Однако Лукас не мог себе представить, что Трэвис сумел бы повторить его метод. Кому-то следует повесить на рот замок и связать руки, потому что те явно его самовольно предают и хватают все, что пахнет грибами. Лукас в целях детокса мог бы депортировать его в отцовский дом. Там все обустроено для таких мероприятий.
Он усмехнулся. Мысль о том, как он неделями держит шефа «Спенсер АртиСатс» в заключении в гардеробе Софии, была и правда забавной. Куда там, Трэвис совсем не такой, как он. Ему может помочь совсем другое. Лукас разумно взвесил свои возможности, способности и ответственность и решил, что в случае необходимости позвонит Дюваль. Мир полон психотерапевтов, специализирующихся на бережном и эффективном лечении разнообразных зависимостей.
С этим убеждением он энергично разорвал конверт и вытряхнул микрод на ладонь. Вставил его в проигрыватель.
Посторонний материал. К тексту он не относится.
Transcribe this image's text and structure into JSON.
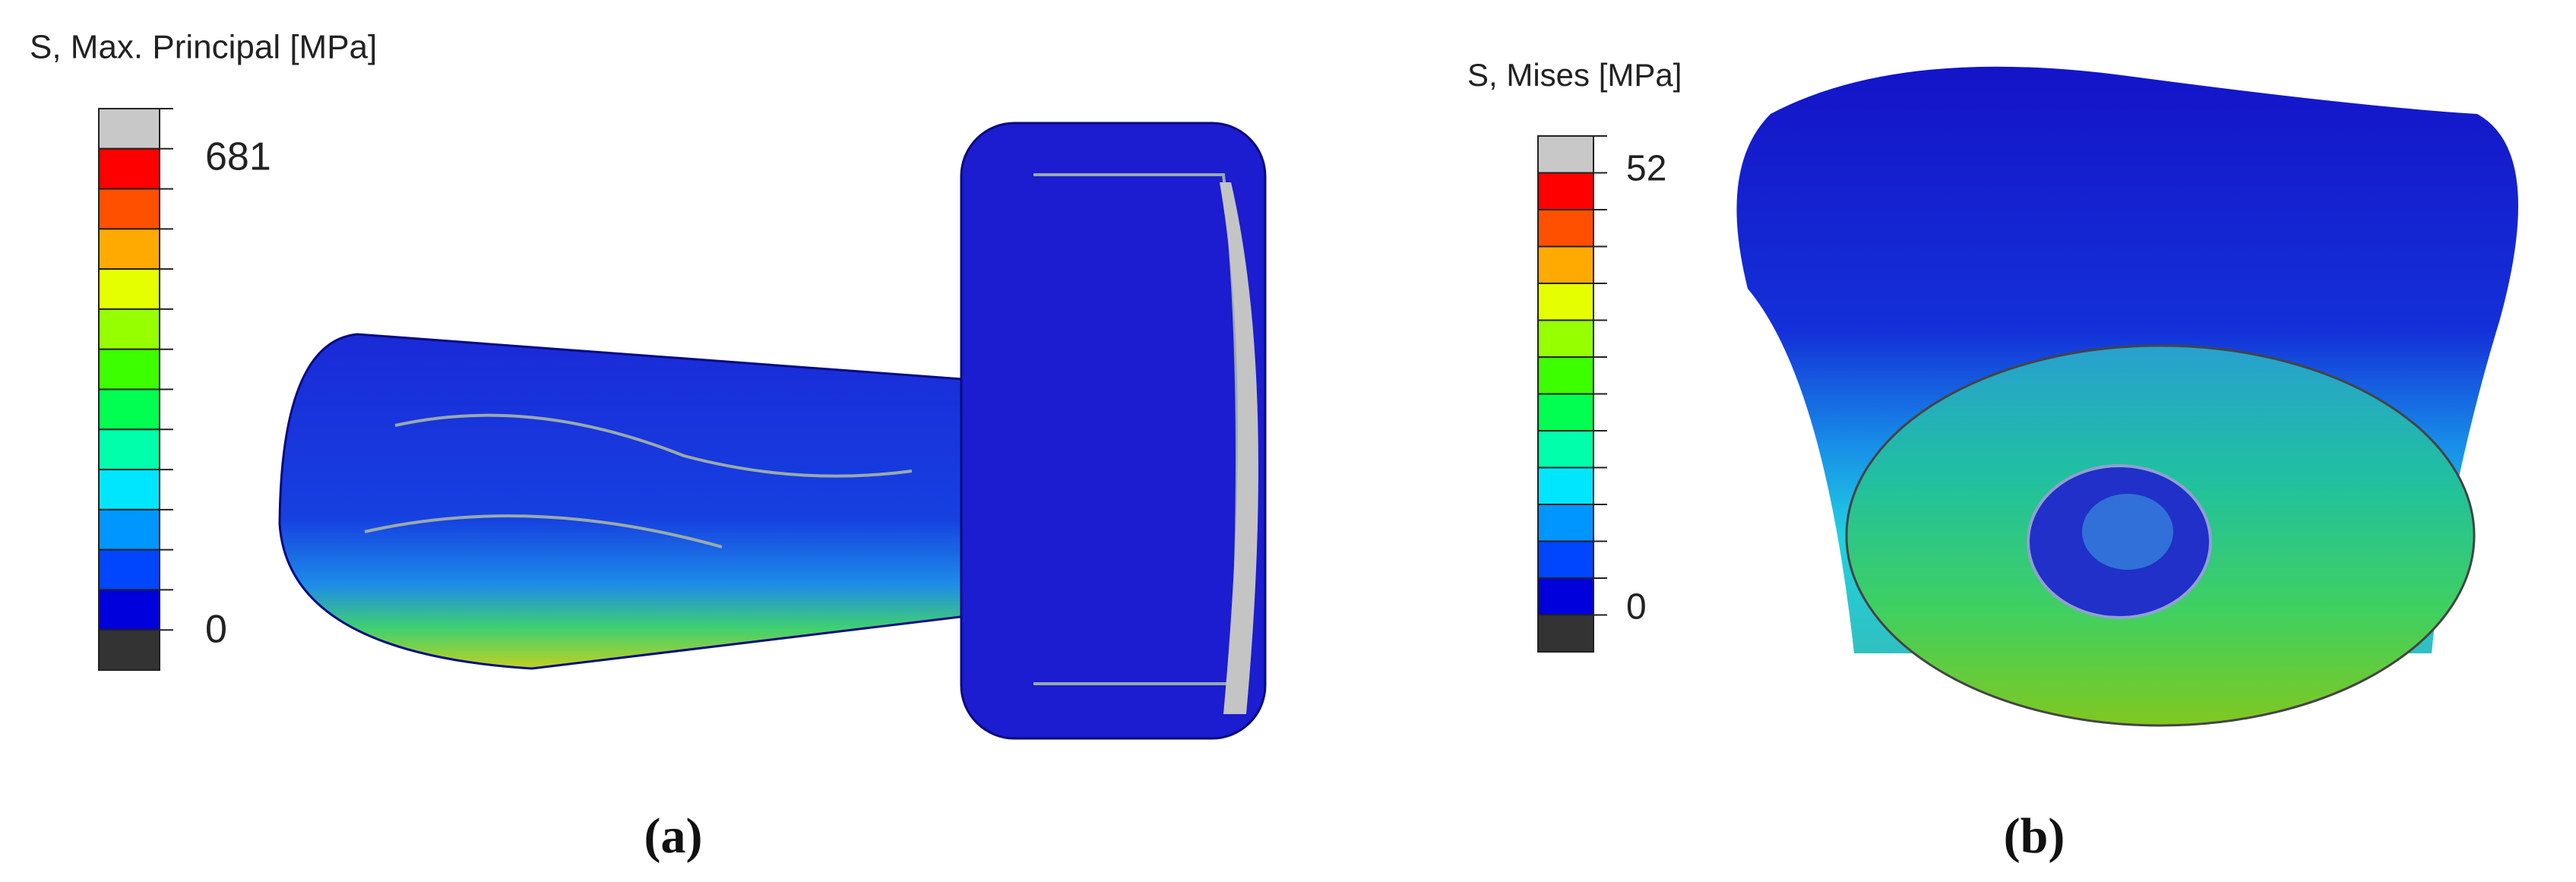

Он и правда был от Трэвиса. Запись сделана сегодня ночью. На ней была видна квартира, согласно ожиданиям Лукаса, в люксовом современном стиле, балансирующем между напыщенностью и китчем, в тысячу раз дороже, но в то же время в тысячу раз уютнее любого гостиничного номера. Трэвис выглядел опустошенным. Конечно, за пару дней едва ли можно значительно похудеть, но в его случае казалось так. Растрепанные волосы, ввалившиеся, совершенно серые щеки, над которыми невменяемо блестели глаза. Его пропитанная потом рубашка с короткими рукавами свидетельствовала о том, что он именно в той фазе, когда становится страшно жарко – и в то же время шерстяное одеяло у его ног говорило о том, что фазы жара регулярно чередуются с таким же страшным ознобом. Трэвис сидел на гигантском диване, так мягко обитом и таком глубоком, что безнадежно в него проваливался и задыхался, а подбородком упирался в самые колени. При взгляде на блестящую обивку из кремово-белой кожи Лукас слишком живо вообразил, как влажно и липко этот материал прилегает к вспотевшей спине человека, которого трясет в приступе тошноты. Нет, это точно была не та мебель, на которой Лукас предпочел бы страдать.